後編
カーディガンを羽織って、家を出た。
なんかお腹痛くなってきた。
玄関を出てから右に曲がって約50m。
家から2つ隣が幼馴染の家だ。
歩道側からあいつの部屋の窓がちょうど見える。
あいつにしては珍しく、カーテンも窓も閉まっていた。
「……何回言っても聞かなかったくせによ」
なんだか、無性に腹がったって来た。
いや、窓を閉めろといったのも俺なんだけど。
家の前に着いたので、インターホンを押す。
ピンポーン、という音が、休日の住宅街に響いているような気がした。
まるで、この世界に、俺しかいないような。
「……出ねぇな」
5分くらい経っただろうか。
電話には出たので、家にはいるはずなんだがな。
「電話、掛けるか」
今度はすぐに出た。
「もしもし?」
『あっ、もしかして、もう着いた?』
「おう。
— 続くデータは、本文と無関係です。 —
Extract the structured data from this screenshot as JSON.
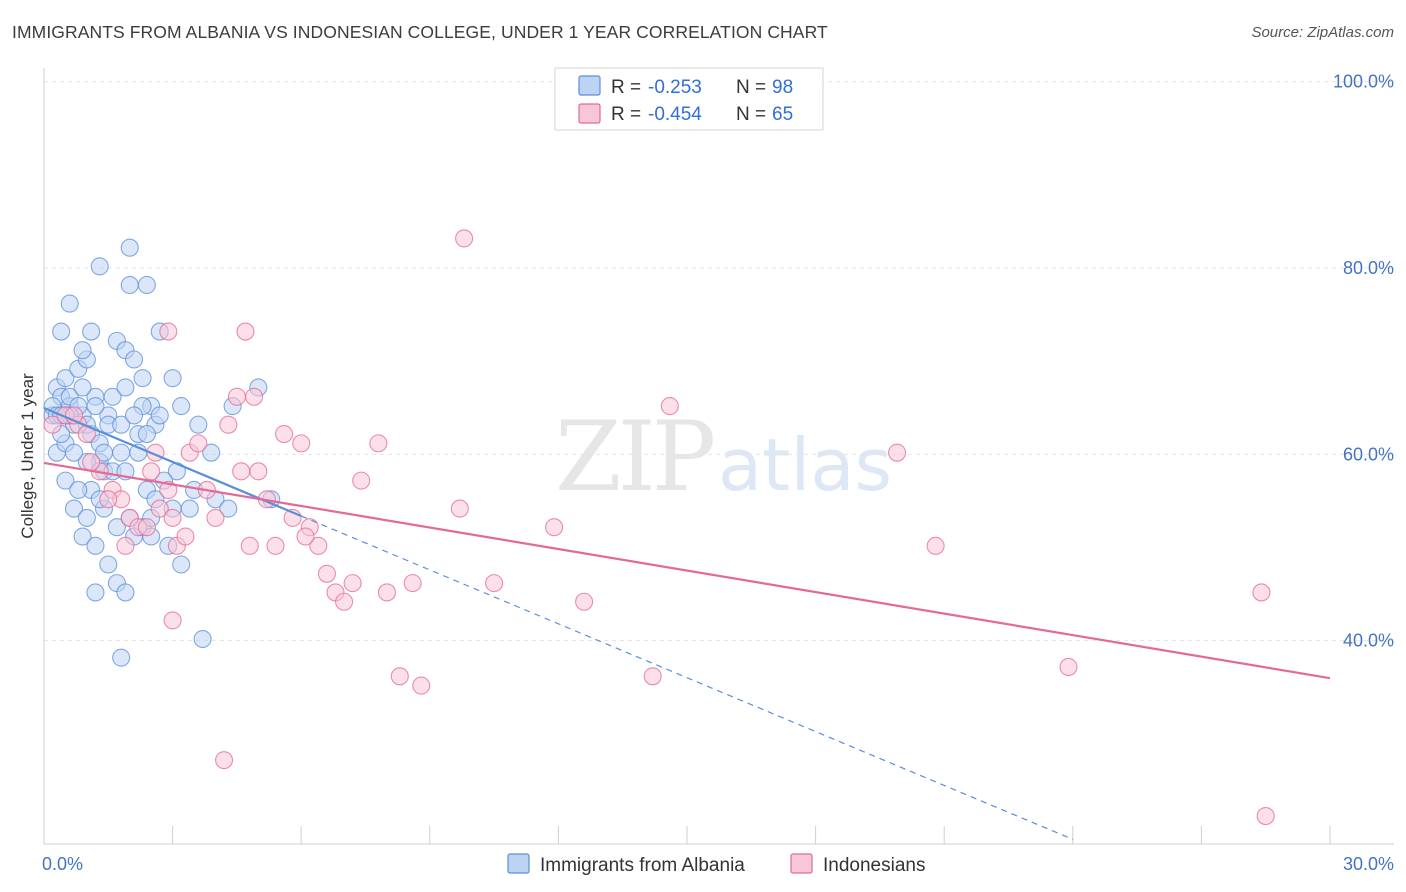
{
  "header": {
    "title": "IMMIGRANTS FROM ALBANIA VS INDONESIAN COLLEGE, UNDER 1 YEAR CORRELATION CHART",
    "source": "Source: ZipAtlas.com"
  },
  "watermark": {
    "zip": "ZIP",
    "atlas": "atlas"
  },
  "chart_data": {
    "type": "scatter",
    "title": "IMMIGRANTS FROM ALBANIA VS INDONESIAN COLLEGE, UNDER 1 YEAR CORRELATION CHART",
    "xlabel": "",
    "ylabel": "College, Under 1 year",
    "xlim": [
      0,
      30
    ],
    "ylim": [
      20,
      102
    ],
    "x_tick_labels": {
      "min": "0.0%",
      "max": "30.0%"
    },
    "y_ticks": [
      {
        "value": 100,
        "label": "100.0%"
      },
      {
        "value": 80,
        "label": "80.0%"
      },
      {
        "value": 60,
        "label": "60.0%"
      },
      {
        "value": 40,
        "label": "40.0%"
      }
    ],
    "grid": true,
    "legend_position": "top-center",
    "stats": [
      {
        "r_label": "R = ",
        "r_value": "-0.253",
        "n_label": "N = ",
        "n_value": "98"
      },
      {
        "r_label": "R = ",
        "r_value": "-0.454",
        "n_label": "N = ",
        "n_value": "65"
      }
    ],
    "series": [
      {
        "name": "Immigrants from Albania",
        "color": "#5b8fd9",
        "fill": "#bdd3f3",
        "trend": {
          "x0": 0,
          "y0": 66.8,
          "x1": 6.0,
          "y1": 55.2,
          "dash_to_x": 24,
          "dash_to_y": 20.5
        },
        "points": [
          [
            0.2,
            66
          ],
          [
            0.3,
            69
          ],
          [
            0.4,
            68
          ],
          [
            0.5,
            70
          ],
          [
            0.6,
            67
          ],
          [
            0.7,
            65
          ],
          [
            0.3,
            62
          ],
          [
            0.5,
            63
          ],
          [
            0.8,
            71
          ],
          [
            0.9,
            66
          ],
          [
            1.0,
            72
          ],
          [
            1.1,
            64
          ],
          [
            1.2,
            68
          ],
          [
            1.3,
            61
          ],
          [
            1.4,
            60
          ],
          [
            1.5,
            66
          ],
          [
            0.4,
            75
          ],
          [
            0.6,
            78
          ],
          [
            0.9,
            73
          ],
          [
            1.7,
            74
          ],
          [
            1.9,
            73
          ],
          [
            2.1,
            72
          ],
          [
            2.3,
            70
          ],
          [
            2.5,
            67
          ],
          [
            2.7,
            75
          ],
          [
            3.0,
            70
          ],
          [
            3.2,
            67
          ],
          [
            1.3,
            82
          ],
          [
            2.0,
            84
          ],
          [
            2.4,
            80
          ],
          [
            2.0,
            80
          ],
          [
            0.7,
            56
          ],
          [
            0.9,
            53
          ],
          [
            1.0,
            55
          ],
          [
            1.2,
            52
          ],
          [
            1.5,
            50
          ],
          [
            1.7,
            48
          ],
          [
            1.9,
            47
          ],
          [
            2.1,
            53
          ],
          [
            2.3,
            54
          ],
          [
            2.5,
            55
          ],
          [
            2.9,
            52
          ],
          [
            3.2,
            50
          ],
          [
            1.2,
            47
          ],
          [
            1.8,
            40
          ],
          [
            3.7,
            42
          ],
          [
            3.5,
            58
          ],
          [
            4.0,
            57
          ],
          [
            4.3,
            56
          ],
          [
            5.3,
            57
          ],
          [
            1.0,
            61
          ],
          [
            1.3,
            63
          ],
          [
            1.6,
            60
          ],
          [
            1.9,
            60
          ],
          [
            2.2,
            62
          ],
          [
            2.4,
            58
          ],
          [
            2.6,
            57
          ],
          [
            1.1,
            58
          ],
          [
            1.4,
            56
          ],
          [
            0.6,
            68
          ],
          [
            0.8,
            67
          ],
          [
            0.7,
            62
          ],
          [
            1.0,
            65
          ],
          [
            0.2,
            67
          ],
          [
            0.4,
            64
          ],
          [
            0.5,
            66
          ],
          [
            1.2,
            67
          ],
          [
            1.5,
            65
          ],
          [
            1.8,
            62
          ],
          [
            2.2,
            64
          ],
          [
            2.6,
            65
          ],
          [
            3.1,
            60
          ],
          [
            3.4,
            56
          ],
          [
            3.6,
            65
          ],
          [
            3.9,
            62
          ],
          [
            1.6,
            68
          ],
          [
            1.9,
            69
          ],
          [
            2.3,
            67
          ],
          [
            2.7,
            66
          ],
          [
            1.1,
            75
          ],
          [
            0.9,
            69
          ],
          [
            0.6,
            66
          ],
          [
            0.3,
            66
          ],
          [
            0.5,
            59
          ],
          [
            0.8,
            58
          ],
          [
            1.3,
            57
          ],
          [
            1.7,
            54
          ],
          [
            2.0,
            55
          ],
          [
            2.5,
            53
          ],
          [
            3.0,
            56
          ],
          [
            1.4,
            62
          ],
          [
            1.8,
            65
          ],
          [
            2.1,
            66
          ],
          [
            2.4,
            64
          ],
          [
            5.0,
            69
          ],
          [
            4.4,
            67
          ],
          [
            2.8,
            59
          ],
          [
            0.4,
            66
          ]
        ]
      },
      {
        "name": "Indonesians",
        "color": "#e36a96",
        "fill": "#f7c6d7",
        "trend": {
          "x0": 0,
          "y0": 60.9,
          "x1": 30,
          "y1": 37.8
        },
        "points": [
          [
            0.2,
            65
          ],
          [
            0.5,
            66
          ],
          [
            0.8,
            65
          ],
          [
            1.0,
            64
          ],
          [
            1.3,
            60
          ],
          [
            1.6,
            58
          ],
          [
            1.8,
            57
          ],
          [
            2.0,
            55
          ],
          [
            2.2,
            54
          ],
          [
            2.5,
            60
          ],
          [
            2.7,
            56
          ],
          [
            2.9,
            58
          ],
          [
            3.1,
            52
          ],
          [
            3.4,
            62
          ],
          [
            3.6,
            63
          ],
          [
            3.8,
            58
          ],
          [
            4.0,
            55
          ],
          [
            4.3,
            65
          ],
          [
            4.6,
            60
          ],
          [
            4.8,
            52
          ],
          [
            5.0,
            60
          ],
          [
            5.2,
            57
          ],
          [
            5.4,
            52
          ],
          [
            5.6,
            64
          ],
          [
            5.8,
            55
          ],
          [
            6.0,
            63
          ],
          [
            6.2,
            54
          ],
          [
            6.4,
            52
          ],
          [
            6.6,
            49
          ],
          [
            6.8,
            47
          ],
          [
            7.0,
            46
          ],
          [
            7.2,
            48
          ],
          [
            7.4,
            59
          ],
          [
            7.8,
            63
          ],
          [
            8.0,
            47
          ],
          [
            8.3,
            38
          ],
          [
            8.6,
            48
          ],
          [
            8.8,
            37
          ],
          [
            9.7,
            56
          ],
          [
            10.5,
            48
          ],
          [
            11.9,
            54
          ],
          [
            12.6,
            46
          ],
          [
            14.2,
            38
          ],
          [
            14.6,
            67
          ],
          [
            19.9,
            62
          ],
          [
            20.8,
            52
          ],
          [
            23.9,
            39
          ],
          [
            28.4,
            47
          ],
          [
            28.5,
            23
          ],
          [
            9.8,
            85
          ],
          [
            2.9,
            75
          ],
          [
            4.7,
            75
          ],
          [
            4.5,
            68
          ],
          [
            4.9,
            68
          ],
          [
            1.5,
            57
          ],
          [
            1.9,
            52
          ],
          [
            2.6,
            62
          ],
          [
            3.0,
            55
          ],
          [
            3.3,
            53
          ],
          [
            2.4,
            54
          ],
          [
            3.0,
            44
          ],
          [
            4.2,
            29
          ],
          [
            0.7,
            66
          ],
          [
            1.1,
            61
          ],
          [
            6.1,
            53
          ]
        ]
      }
    ]
  }
}
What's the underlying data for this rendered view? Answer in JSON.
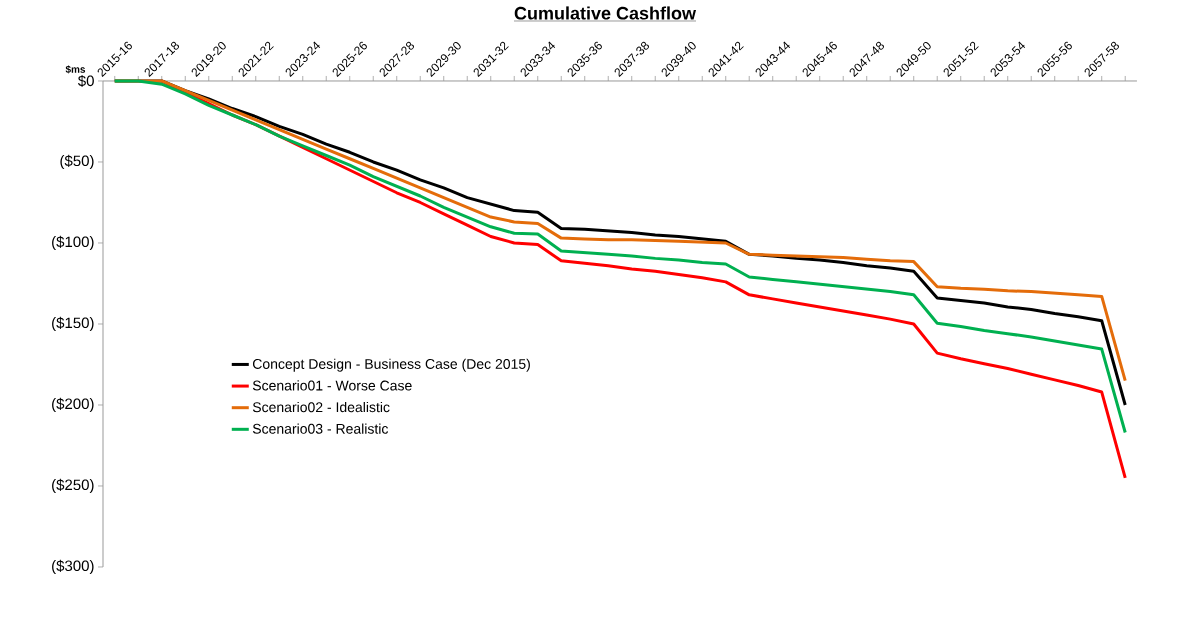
{
  "chart_data": {
    "type": "line",
    "title": "Cumulative Cashflow",
    "ylabel": "$ms",
    "categories": [
      "2015-16",
      null,
      "2017-18",
      null,
      "2019-20",
      null,
      "2021-22",
      null,
      "2023-24",
      null,
      "2025-26",
      null,
      "2027-28",
      null,
      "2029-30",
      null,
      "2031-32",
      null,
      "2033-34",
      null,
      "2035-36",
      null,
      "2037-38",
      null,
      "2039-40",
      null,
      "2041-42",
      null,
      "2043-44",
      null,
      "2045-46",
      null,
      "2047-48",
      null,
      "2049-50",
      null,
      "2051-52",
      null,
      "2053-54",
      null,
      "2055-56",
      null,
      "2057-58",
      null
    ],
    "series": [
      {
        "name": "Concept Design - Business Case (Dec 2015)",
        "color": "#000000",
        "values": [
          0,
          0,
          0,
          -6,
          -11,
          -17,
          -22,
          -28,
          -33,
          -39,
          -44,
          -50,
          -55,
          -61,
          -66,
          -72,
          -76,
          -80,
          -81,
          -91,
          -91.5,
          -92.5,
          -93.5,
          -95,
          -96,
          -97.5,
          -99,
          -107,
          -108,
          -109.5,
          -110.5,
          -112,
          -114,
          -115.5,
          -117.5,
          -134,
          -135.5,
          -137,
          -139.5,
          -141,
          -143.5,
          -145.5,
          -148,
          -200
        ]
      },
      {
        "name": "Scenario01 - Worse Case",
        "color": "#ff0000",
        "values": [
          null,
          null,
          0,
          -7,
          -14,
          -21,
          -27,
          -34,
          -41,
          -48,
          -55,
          -62,
          -69,
          -75,
          -82,
          -89,
          -96,
          -100,
          -101,
          -111,
          -112.5,
          -114,
          -116,
          -117.5,
          -119.5,
          -121.5,
          -124,
          -132,
          -134.5,
          -137,
          -139.5,
          -142,
          -144.5,
          -147,
          -150,
          -168,
          -171.5,
          -174.5,
          -177.5,
          -181,
          -184.5,
          -188,
          -192,
          -245
        ]
      },
      {
        "name": "Scenario02 - Idealistic",
        "color": "#e46c0a",
        "values": [
          0,
          0,
          0,
          -6,
          -12,
          -18,
          -24,
          -30,
          -36,
          -42,
          -48,
          -54,
          -60,
          -66,
          -72,
          -78,
          -84,
          -87,
          -88,
          -97,
          -97.5,
          -98,
          -98,
          -98.5,
          -99,
          -99.5,
          -100,
          -107,
          -107.5,
          -108,
          -108.5,
          -109,
          -110,
          -111,
          -111.5,
          -127,
          -128,
          -128.5,
          -129.5,
          -130,
          -131,
          -132,
          -133,
          -185
        ]
      },
      {
        "name": "Scenario03 - Realistic",
        "color": "#00b050",
        "values": [
          0,
          0,
          -2,
          -8,
          -15,
          -21,
          -27,
          -34,
          -40,
          -46,
          -52,
          -59,
          -65,
          -71,
          -78,
          -84,
          -90,
          -94,
          -94.5,
          -105,
          -106,
          -107,
          -108,
          -109.5,
          -110.5,
          -112,
          -113,
          -121,
          -122.5,
          -124,
          -125.5,
          -127,
          -128.5,
          -130,
          -132,
          -149.5,
          -151.5,
          -154,
          -156,
          -158,
          -160.5,
          -163,
          -165.5,
          -217
        ]
      }
    ],
    "ylim": [
      -300,
      0
    ],
    "yticks": [
      {
        "value": 0,
        "label": "$0"
      },
      {
        "value": -50,
        "label": "($50)"
      },
      {
        "value": -100,
        "label": "($100)"
      },
      {
        "value": -150,
        "label": "($150)"
      },
      {
        "value": -200,
        "label": "($200)"
      },
      {
        "value": -250,
        "label": "($250)"
      },
      {
        "value": -300,
        "label": "($300)"
      }
    ],
    "grid": false,
    "legend": "left",
    "marker": "none",
    "line_style": "solid"
  }
}
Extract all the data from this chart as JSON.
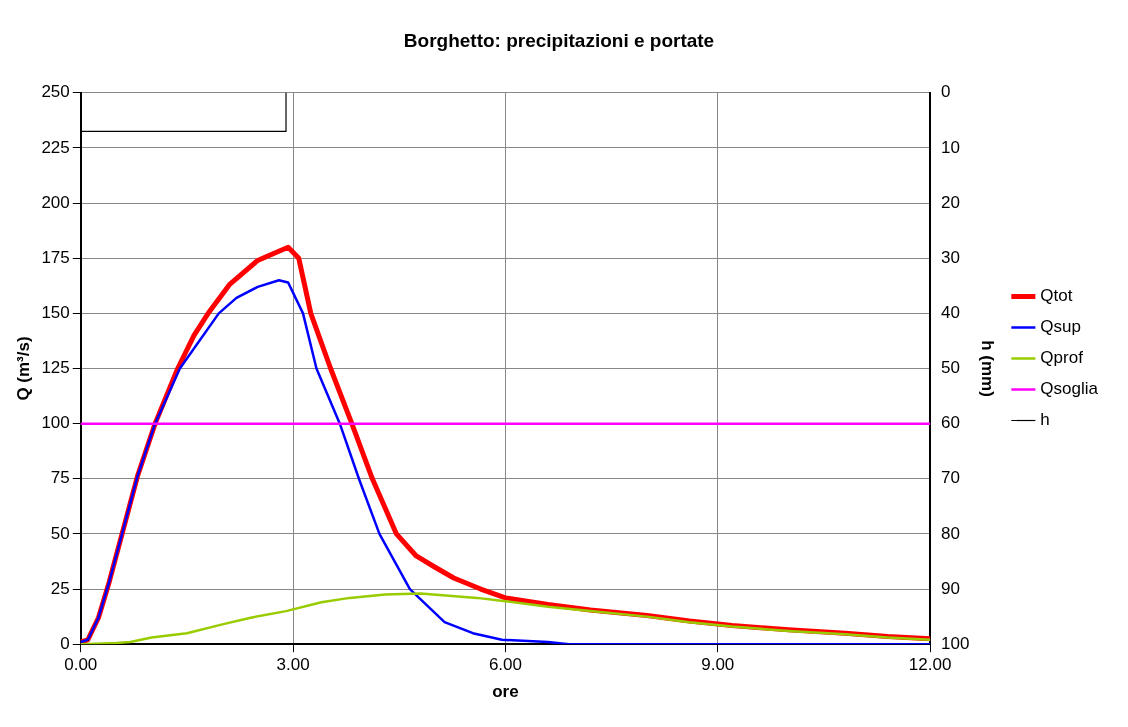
{
  "chart_data": {
    "type": "line",
    "title": "Borghetto: precipitazioni e portate",
    "xlabel": "ore",
    "ylabel": "Q (m³/s)",
    "y2label": "h (mm)",
    "xlim": [
      0,
      12
    ],
    "xticks": [
      {
        "value": 0,
        "label": "0.00"
      },
      {
        "value": 3,
        "label": "3.00"
      },
      {
        "value": 6,
        "label": "6.00"
      },
      {
        "value": 9,
        "label": "9.00"
      },
      {
        "value": 12,
        "label": "12.00"
      }
    ],
    "ylim": [
      0,
      250
    ],
    "yticks": [
      0,
      25,
      50,
      75,
      100,
      125,
      150,
      175,
      200,
      225,
      250
    ],
    "y2lim": [
      100,
      0
    ],
    "y2ticks": [
      0,
      10,
      20,
      30,
      40,
      50,
      60,
      70,
      80,
      90,
      100
    ],
    "grid": true,
    "legend": "right",
    "marker": "none",
    "line_style": "solid",
    "series": [
      {
        "name": "Qtot",
        "color": "#ff0000",
        "x": [
          0,
          0.1,
          0.25,
          0.4,
          0.5,
          0.65,
          0.8,
          1.05,
          1.37,
          1.6,
          1.8,
          2.1,
          2.5,
          2.93,
          3.08,
          3.25,
          3.53,
          3.83,
          4.12,
          4.46,
          4.74,
          5.0,
          5.27,
          5.65,
          6.0,
          6.6,
          7.2,
          8.0,
          8.6,
          9.2,
          10.0,
          10.8,
          11.4,
          12.0
        ],
        "values": [
          1,
          2,
          12,
          28,
          40,
          58,
          76,
          100,
          125,
          140,
          150,
          163,
          174,
          180,
          175,
          150,
          125,
          100,
          75,
          50,
          40,
          35,
          30,
          25,
          21,
          18,
          15.5,
          13,
          10.5,
          8.5,
          6.5,
          5,
          3.5,
          2.5
        ]
      },
      {
        "name": "Qsup",
        "color": "#0000ff",
        "x": [
          0,
          0.1,
          0.25,
          0.4,
          0.5,
          0.65,
          0.8,
          1.05,
          1.4,
          1.95,
          2.2,
          2.5,
          2.8,
          2.93,
          3.14,
          3.33,
          3.66,
          3.93,
          4.22,
          4.65,
          5.14,
          5.54,
          5.95,
          6.6,
          6.9,
          12.0
        ],
        "values": [
          1,
          2,
          12,
          28,
          40,
          58,
          76,
          100,
          125,
          150,
          157,
          162,
          165,
          164,
          150,
          125,
          100,
          75,
          50,
          25,
          10,
          5,
          2,
          1,
          0,
          0
        ]
      },
      {
        "name": "Qprof",
        "color": "#99cc00",
        "x": [
          0,
          0.5,
          0.7,
          1.0,
          1.5,
          2.0,
          2.4,
          2.9,
          3.4,
          3.8,
          4.3,
          4.8,
          5.2,
          5.6,
          6.0,
          6.6,
          7.2,
          8.0,
          8.6,
          9.2,
          10.0,
          10.8,
          11.4,
          12.0
        ],
        "values": [
          0,
          0.5,
          1,
          3,
          5,
          9,
          12,
          15,
          19,
          21,
          22.5,
          23,
          22,
          21,
          19.5,
          17,
          15,
          12.5,
          10,
          8,
          6,
          4.5,
          3,
          2
        ]
      },
      {
        "name": "Qsoglia",
        "color": "#ff00ff",
        "x": [
          0,
          12
        ],
        "values": [
          100,
          100
        ]
      },
      {
        "name": "h",
        "color": "#000000",
        "axis": "y2",
        "x": [
          0,
          2.9,
          2.9
        ],
        "values": [
          7,
          7,
          0
        ]
      }
    ]
  }
}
さっきインターホン押したんだけど、気付かなかったか?」
『あー、うん ちょっと、立て込んでて』
「そか、今出てこられるか?」
『うん、今行くね』
5分後、ドアが少しだけ、開いた。
「おう」
「ごめんね、ちょっといまっ出れなくてっ」
頬が赤いし、なんだか息も荒い。
「どうした? 風邪でも引いたのか?」
「ううんっ 大丈夫ぅっ」
「? あ、じゃあ、コレ」
作ったチョコレートを差し出す。
「あっ、うん ありがとっ」
そういって、こいつは、チョコを受け取ったものの、取り落してしまった。
「落とすなよ…… 頑張って作ったんだから」
そう言って、俺は屈んで落ちたチョコを拾い上げた。
拾い上げたチョコを渡そうと、俺は上を向いて、言葉を失った。
絶句した、というか、何か見てはいけないものを見てしまったというべきだろうか。
それは、ノーブラで前かがみになったからか、見えてしまったこいつの胸ではなく、
目にかかった髪をかき上げたときに見えてしまった、見覚えのないピアスでもない。
足元が、夕日に照らされて、一部だけが見える。
足だ。
黒く、太い足が、こいつの後ろに立っているのが見えた。
俺は言葉を失ったまま、チョコを渡した。
「あっ、ありがっとうっ ま、またねっ」
幼馴染は、そう言い残して、ドアを閉めた。
「……」
俺はしばらくその場を動けなかった。
心臓はずっとバクバクしている。
うそだろ。
あいつに限って、そんなことはないはずだ。
だって、そんな。
「……っ~!!」
ドアの向こう側からは、声にならない”こえ”、が聞こえる。
俺の心臓は、激しい音を立てて止まらない。
いっそ、止まってしまえばいいのにな、なんて思った。
「ぁ……」
あいつの声だけが、今止まった。